Он ухмыльнулся, молодой, но уже мудрый: мол, сейчас каждый
смотрит, чтобы ему был прок, а не от него, из какой провинции президент откопал
этого динозавра, только там, говорят, в глуши, еще сохранились чудаки, что
живут по каким-то правилам...
Тверскую я любил всегда, еще когда не был москвичом, тогда
она была строже, сейчас же сверкает всеми огнями, рекламу зажгли, не дожидаясь
темноты, яркие вывески, огромные цветные витрины, чисто, богато, можно просто
любоваться.
Даже машины неслись с обеих сторон чистенькие, вымытые,
строгий мэр велел останавливать грязные и штрафовать водителей так свирепо,
чтобы и на бензин не оставалось, даже отечественные машины выглядят нарядно,
как елочные игрушки.
Возле памятника Юрию Долгорукому стояла толпа, оратор
выкрикивал, взобравшись на трибуну, вокруг поднимали странные знамена и плакаты
с требованиями....
– Останови, – попросил я. – Надо посмотреть.
Он послушно прижал машину к бровке, но заметил
снисходительно:
– Эти неинтересны. Безобидные чудики.
– А ты можешь, – удивился я, – глядя на
незнакомое яйцо, сказать, какой будет птица?
Толпа состояла большей частью из молодежи, что неплохо по
нашим временам. Плохо, когда митингуют обманутые старики да старухи, а парням
все до лампочки. Или до свечи в ресторане.
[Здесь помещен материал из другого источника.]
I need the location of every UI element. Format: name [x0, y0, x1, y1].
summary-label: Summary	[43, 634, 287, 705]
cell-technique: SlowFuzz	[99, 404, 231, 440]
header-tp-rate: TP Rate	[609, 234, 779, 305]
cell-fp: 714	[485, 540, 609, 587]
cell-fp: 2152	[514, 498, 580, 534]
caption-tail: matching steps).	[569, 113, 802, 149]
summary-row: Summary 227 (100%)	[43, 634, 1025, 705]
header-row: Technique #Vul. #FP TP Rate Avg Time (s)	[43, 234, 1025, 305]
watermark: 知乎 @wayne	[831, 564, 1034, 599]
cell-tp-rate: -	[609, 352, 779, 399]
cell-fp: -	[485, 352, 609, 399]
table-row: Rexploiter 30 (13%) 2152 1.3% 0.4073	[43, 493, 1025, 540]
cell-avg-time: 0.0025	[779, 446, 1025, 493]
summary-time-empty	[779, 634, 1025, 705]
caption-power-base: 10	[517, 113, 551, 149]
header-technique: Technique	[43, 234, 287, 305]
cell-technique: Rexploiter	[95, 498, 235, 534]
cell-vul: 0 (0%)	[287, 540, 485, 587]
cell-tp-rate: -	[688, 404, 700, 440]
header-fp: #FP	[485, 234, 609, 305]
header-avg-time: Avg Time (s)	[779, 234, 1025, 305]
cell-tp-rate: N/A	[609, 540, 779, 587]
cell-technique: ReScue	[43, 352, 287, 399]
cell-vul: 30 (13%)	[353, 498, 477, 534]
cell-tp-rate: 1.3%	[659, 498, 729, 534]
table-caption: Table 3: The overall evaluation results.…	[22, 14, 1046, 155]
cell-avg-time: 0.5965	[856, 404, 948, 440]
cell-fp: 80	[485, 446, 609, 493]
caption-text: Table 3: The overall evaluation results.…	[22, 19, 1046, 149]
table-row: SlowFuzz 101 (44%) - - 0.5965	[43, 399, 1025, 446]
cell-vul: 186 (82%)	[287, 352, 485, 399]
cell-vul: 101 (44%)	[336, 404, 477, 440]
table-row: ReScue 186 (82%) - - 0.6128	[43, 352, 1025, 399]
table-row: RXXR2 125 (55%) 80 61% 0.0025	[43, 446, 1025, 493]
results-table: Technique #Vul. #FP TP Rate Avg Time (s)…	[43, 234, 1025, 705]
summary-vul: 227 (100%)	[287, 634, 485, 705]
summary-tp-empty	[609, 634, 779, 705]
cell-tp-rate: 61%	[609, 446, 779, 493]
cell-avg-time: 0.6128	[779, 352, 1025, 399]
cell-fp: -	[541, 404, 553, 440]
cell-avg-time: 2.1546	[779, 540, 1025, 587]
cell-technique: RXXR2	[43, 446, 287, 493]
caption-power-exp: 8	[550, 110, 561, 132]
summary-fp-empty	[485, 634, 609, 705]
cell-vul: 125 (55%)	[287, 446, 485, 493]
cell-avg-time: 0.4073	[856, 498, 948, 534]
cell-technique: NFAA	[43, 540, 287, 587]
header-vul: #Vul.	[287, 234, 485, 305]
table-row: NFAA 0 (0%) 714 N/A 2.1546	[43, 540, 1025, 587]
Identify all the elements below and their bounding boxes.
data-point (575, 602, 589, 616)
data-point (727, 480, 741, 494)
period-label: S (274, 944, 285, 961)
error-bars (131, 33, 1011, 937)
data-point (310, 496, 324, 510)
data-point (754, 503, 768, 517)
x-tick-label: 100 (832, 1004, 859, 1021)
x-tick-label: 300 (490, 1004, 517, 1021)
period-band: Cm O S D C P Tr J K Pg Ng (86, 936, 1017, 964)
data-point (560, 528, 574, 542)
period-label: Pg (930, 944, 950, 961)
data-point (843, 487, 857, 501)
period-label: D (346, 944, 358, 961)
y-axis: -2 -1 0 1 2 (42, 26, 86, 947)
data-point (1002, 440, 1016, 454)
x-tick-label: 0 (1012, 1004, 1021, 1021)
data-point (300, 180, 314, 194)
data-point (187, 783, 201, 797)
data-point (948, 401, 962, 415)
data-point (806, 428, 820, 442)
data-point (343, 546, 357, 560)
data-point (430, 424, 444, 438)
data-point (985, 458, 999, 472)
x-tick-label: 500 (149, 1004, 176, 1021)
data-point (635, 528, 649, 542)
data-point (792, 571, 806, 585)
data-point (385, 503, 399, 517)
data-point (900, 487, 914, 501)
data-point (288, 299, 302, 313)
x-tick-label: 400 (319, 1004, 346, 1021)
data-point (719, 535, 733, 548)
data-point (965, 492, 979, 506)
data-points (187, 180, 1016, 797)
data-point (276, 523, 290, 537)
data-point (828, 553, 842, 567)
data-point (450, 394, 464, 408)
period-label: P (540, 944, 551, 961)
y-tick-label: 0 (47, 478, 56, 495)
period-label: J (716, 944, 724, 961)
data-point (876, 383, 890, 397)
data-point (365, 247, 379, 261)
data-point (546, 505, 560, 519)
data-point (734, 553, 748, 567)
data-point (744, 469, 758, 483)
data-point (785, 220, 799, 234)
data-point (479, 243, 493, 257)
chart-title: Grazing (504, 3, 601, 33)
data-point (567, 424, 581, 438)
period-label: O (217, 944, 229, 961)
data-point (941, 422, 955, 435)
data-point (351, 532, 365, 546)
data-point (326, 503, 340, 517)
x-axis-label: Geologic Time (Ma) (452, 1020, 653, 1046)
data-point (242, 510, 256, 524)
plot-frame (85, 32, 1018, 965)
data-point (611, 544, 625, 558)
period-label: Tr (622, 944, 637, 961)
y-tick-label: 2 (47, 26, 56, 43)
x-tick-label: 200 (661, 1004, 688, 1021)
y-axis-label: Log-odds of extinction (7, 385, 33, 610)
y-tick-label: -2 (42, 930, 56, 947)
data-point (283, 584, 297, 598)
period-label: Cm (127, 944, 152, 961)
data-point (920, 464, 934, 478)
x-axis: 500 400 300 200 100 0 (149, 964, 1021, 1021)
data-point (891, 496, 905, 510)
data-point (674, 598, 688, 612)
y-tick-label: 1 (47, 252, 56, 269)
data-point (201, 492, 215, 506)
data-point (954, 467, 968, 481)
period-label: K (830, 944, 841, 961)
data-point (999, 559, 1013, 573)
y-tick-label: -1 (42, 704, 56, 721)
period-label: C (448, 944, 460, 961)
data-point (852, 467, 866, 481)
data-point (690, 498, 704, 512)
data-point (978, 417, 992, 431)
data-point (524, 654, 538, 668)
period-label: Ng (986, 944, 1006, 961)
– Мы должны вернуться к истокам! – кричал оратор,
раздувая жилы на шее, как большой страшный варан пустыни. – Сейчас или
никогда!.. Русь погибнет, если не сбросит жидовское учение Христа и не вернется
к родной вере!.. С этой верой в русских богов Святослав Отважный громил врагов,
расширял мечом пределы, уничтожил могучий Хазарский каганат...
Я выждал, пока сменилось еще трое ораторов, начал
проталкиваться обратно. Народу собралось уже немало, девчонки снова сидели на
могучих плечах парней, хвастливо демонстрируя своих жеребцов, в сторонке двое в
форме посматривали, что-то наговаривали по рациям. Оттуда хрипело и плевалось
обрывками слов, больше похожий на лай старой больной овчарки.